Le gestionnaire d’actifs britannique Hermes Investment Management (Hermes IM) a annoncé, mercredi 30 mai, l’enrichissement de son gamme de fonds obligataires avec le lancement du fonds Hermes Unconstrained Credit. Ce fonds Ucits peut compter sur un capital d’amorçage de 185 millions de livres provenant de plusieurs investisseurs de premier plan dont Quilter Multi-Asset. Ce nouveau véhicule vise à offrir aux investisseurs une solution crédit multi-sectorielle et de forte convictions, structurée de manière à dégager de la performance à travers les cycles de marché, indique la société de gestion dans un communiqué. Son approche d’investissement combine une allocation « top-down » à travers l’ensemble du spectre des crédits liquides à l’échelle mondiale à une sélection de titres « bottom-up ». Sa gestion est assurée conjointement par Andrew Jackson, responsable de la gestion obligataire, et Fraser Lundie, co-responsable du crédit et gérant de portefeuille crédit sénior. Les deux gérants « chercheront à exploiter les opportunités offertes par l’ensemble du marché mondial du crédit » en investissant dans des obligations « investment grade » et « high yield », des prêts (« loans »), des CDS (« credit-default swaps ») ou encore des ABS (« asset-backed securities »).

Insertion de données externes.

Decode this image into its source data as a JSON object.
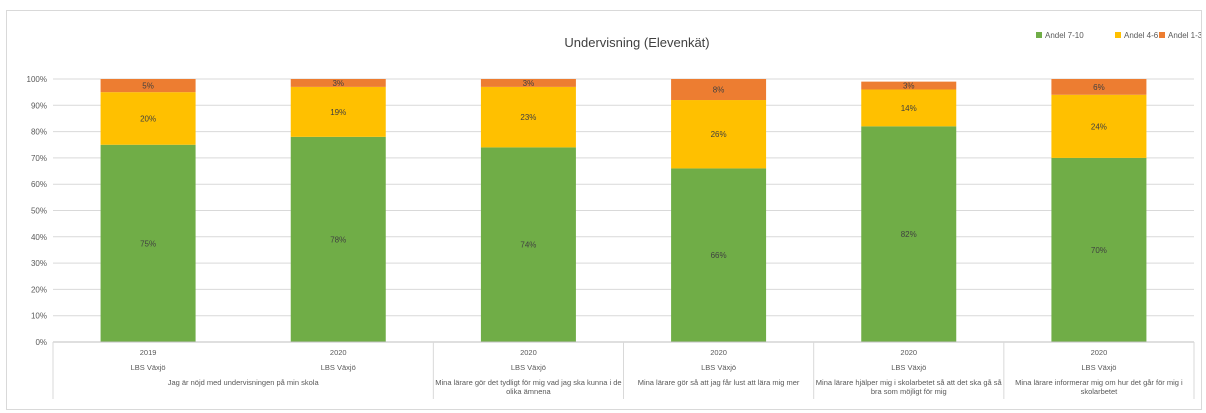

Gustavo Galindo, jusque-là gérant de portefeuille en charge du fonds Russell Investments Frontier Markets Equity, a quitté Russell Investments pour rejoindre Channing Global Advisors, une boutique de gestion basée en Floride, rapporte Citywire Selector. La gestion de son fonds a été reprise par Kathrine Husvaeg. Gustavo Galindo a quitté Russell Investments en avril pour rejoindre Channing Global Advisors en mai en tant que gérant de portefeuille. Il officiait chez Russell Investments depuis 2003, d’abord comme analyste avant d’être promu gérant de portefeuille.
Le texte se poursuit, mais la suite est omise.